The escalating prevalence of metabolic syndrome has led to NAFLD and its severe form, nonalcoholic steatohepatitis (NASH), becoming a major public health concern. While numerous anti-NAFLD/NASH agents have entered development pipelines, only Resmetirom has advanced to the NDA stage. There remains a high demand for novel therapies in the NAFLD/NASH field.We tested two promising anti-NASH agents, Tirzepatide and Efruxifermin in the B6-Alms1-del mice, which develop NASH spontaneously. B6-Alms1-del mice at 16 weeks of age received twice a week treatment of vehicle, 30 nmol/kg Tirzepatide or 30 nmol/kg Efruxifermin subcutaneously for 6 weeks.
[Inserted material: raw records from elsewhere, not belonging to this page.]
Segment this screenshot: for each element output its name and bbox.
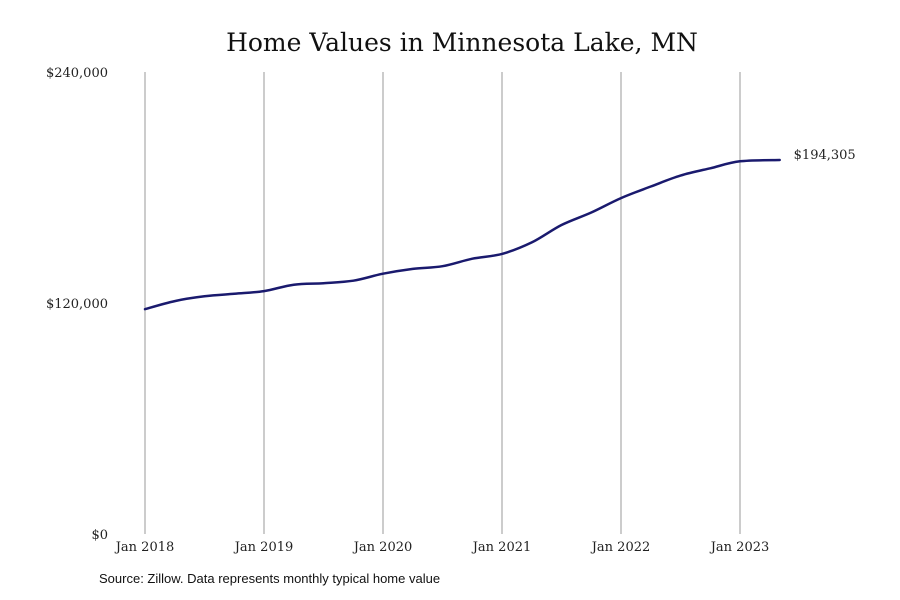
chart-title: Home Values in Minnesota Lake, MN xyxy=(226,28,698,57)
data-point xyxy=(501,253,503,255)
axis-labels: Jan 2018 Jan 2019 Jan 2020 Jan 2021 Jan 2022… xyxy=(46,66,769,555)
data-point xyxy=(173,300,176,302)
data-point xyxy=(144,308,146,311)
data-point xyxy=(739,160,741,163)
y-tick-label: $120,000 xyxy=(46,297,108,312)
data-point xyxy=(471,257,474,260)
end-value-label: $194,305 xyxy=(794,148,856,163)
data-point xyxy=(530,241,533,244)
data-point xyxy=(560,224,563,226)
x-tick-label: Jan 2021 xyxy=(471,540,532,555)
data-point xyxy=(233,292,236,295)
data-point xyxy=(649,185,652,188)
x-tick-label: Jan 2020 xyxy=(352,540,413,555)
data-point xyxy=(352,279,355,282)
series-layer xyxy=(143,158,781,311)
data-point xyxy=(441,265,444,268)
data-point xyxy=(263,290,265,292)
data-point xyxy=(322,282,325,285)
data-point xyxy=(411,268,414,270)
data-point xyxy=(778,159,781,161)
series-line xyxy=(143,158,781,311)
data-point xyxy=(203,295,206,298)
x-tick-label: Jan 2022 xyxy=(590,540,651,555)
y-tick-label: $0 xyxy=(91,528,108,543)
x-tick-label: Jan 2018 xyxy=(114,540,175,555)
x-tick-label: Jan 2019 xyxy=(233,540,294,555)
data-point xyxy=(382,272,384,275)
data-point xyxy=(709,167,712,170)
data-point xyxy=(292,283,295,286)
data-point xyxy=(679,174,682,177)
source-note: Source: Zillow. Data represents monthly … xyxy=(99,571,441,586)
gridlines xyxy=(144,72,741,534)
data-point xyxy=(590,211,593,214)
x-tick-label: Jan 2023 xyxy=(709,540,770,555)
data-point xyxy=(620,197,622,199)
data-labels: $194,305 xyxy=(794,148,856,163)
y-tick-label: $240,000 xyxy=(46,66,108,81)
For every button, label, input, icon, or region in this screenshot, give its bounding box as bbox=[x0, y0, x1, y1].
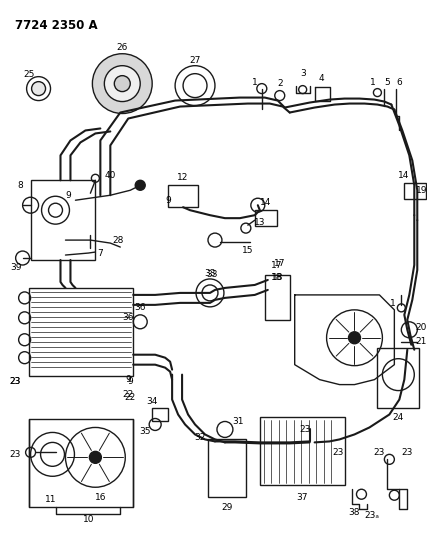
Text: 13: 13 bbox=[254, 217, 265, 227]
Text: 23: 23 bbox=[374, 448, 385, 457]
Text: 23: 23 bbox=[299, 425, 310, 434]
Circle shape bbox=[104, 66, 140, 102]
Text: 23: 23 bbox=[9, 450, 21, 459]
Text: 35: 35 bbox=[140, 427, 151, 436]
Text: 21: 21 bbox=[416, 337, 427, 346]
Text: 23: 23 bbox=[401, 448, 413, 457]
Text: 31: 31 bbox=[232, 417, 244, 426]
Text: 37: 37 bbox=[296, 492, 307, 502]
Text: 33: 33 bbox=[204, 270, 216, 278]
Text: 23: 23 bbox=[332, 448, 343, 457]
Text: 34: 34 bbox=[146, 397, 158, 406]
Bar bbox=[29, 419, 133, 507]
Circle shape bbox=[348, 332, 360, 344]
Text: 9: 9 bbox=[125, 375, 131, 384]
Text: 17: 17 bbox=[274, 259, 285, 268]
Text: 10: 10 bbox=[83, 515, 94, 523]
Bar bbox=[208, 439, 246, 497]
Text: 11: 11 bbox=[45, 495, 56, 504]
Text: 28: 28 bbox=[113, 236, 124, 245]
Text: 5: 5 bbox=[384, 78, 390, 87]
Text: 23ₐ: 23ₐ bbox=[364, 511, 379, 520]
Bar bbox=[168, 185, 198, 207]
Text: 23: 23 bbox=[9, 377, 21, 386]
Text: 7: 7 bbox=[98, 248, 103, 257]
Text: 2: 2 bbox=[277, 79, 282, 88]
Text: 18: 18 bbox=[272, 273, 283, 282]
Text: 12: 12 bbox=[177, 173, 189, 182]
Bar bbox=[377, 348, 419, 408]
Bar bbox=[265, 275, 290, 320]
Text: 9: 9 bbox=[128, 377, 133, 386]
Text: 27: 27 bbox=[189, 56, 201, 65]
Text: 38: 38 bbox=[349, 507, 360, 516]
Text: 1: 1 bbox=[369, 78, 375, 87]
Bar bbox=[29, 288, 133, 376]
Text: 19: 19 bbox=[416, 186, 427, 195]
Text: 22: 22 bbox=[125, 393, 136, 402]
Text: 3: 3 bbox=[300, 69, 306, 78]
Bar bbox=[152, 408, 168, 422]
Text: 25: 25 bbox=[23, 70, 34, 79]
Circle shape bbox=[89, 451, 101, 463]
Text: 14: 14 bbox=[398, 171, 409, 180]
Text: 14: 14 bbox=[260, 198, 271, 207]
Bar bbox=[404, 183, 426, 199]
Text: 26: 26 bbox=[116, 43, 128, 52]
Text: 17: 17 bbox=[271, 261, 282, 270]
Circle shape bbox=[92, 54, 152, 114]
Text: 6: 6 bbox=[396, 78, 402, 87]
Text: 15: 15 bbox=[242, 246, 254, 255]
Text: 9: 9 bbox=[165, 196, 171, 205]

Our finding revealed that, compared with vehicle treatment, both Tirzepatide and Efruxifermin treatment significantly decreased body weight, plasma ALT and AST, fasting blood glucose and blood lipid. However, Efruxifermin demonstrated a significantly greater inhibitory effect on body weight than Tirzepatide treatment. Additionally, Tirzepatide significantly reduced the food intake of mice, while the effect of Efruxifermin on food intake was not significant. The results of metabolic parameters suggested that Efruxifermin's metabolic benefits on B6-Alms1-del mice did not mainly rely on reduced energy intake. Morphology analysis indicated that liver hypertrophy observed in B6-Alms1-del mice was marked reduced upon treatment with both Tirzepatide and Efruxifermin. Particularly, treatment with Efruxifermin nearly restored the liver weight of B6-Alms1-del mice to that of B6J mice. Consistently, Efruxifermin treatment exhibited more significant NASH resolution than Tirzepatide treatment.In summary, we demonstrated the therapeutic effects of Tirzepatide and Efruxifermin in B6-Alms1-del mice, which aligned with recent clinical observations. Consequently, B6-Alms1-del mice could serve as a valuable model for preclinical studies of anti-NASH agents targeting GLP-1R/GIPR and FGF21. Disclosure Z. Chen: None. Y. Shen: None. H. Wang: None. H. Wang: None. J. Liang: None. J. Zhao: None. X. Gao: None. M. Gao: None.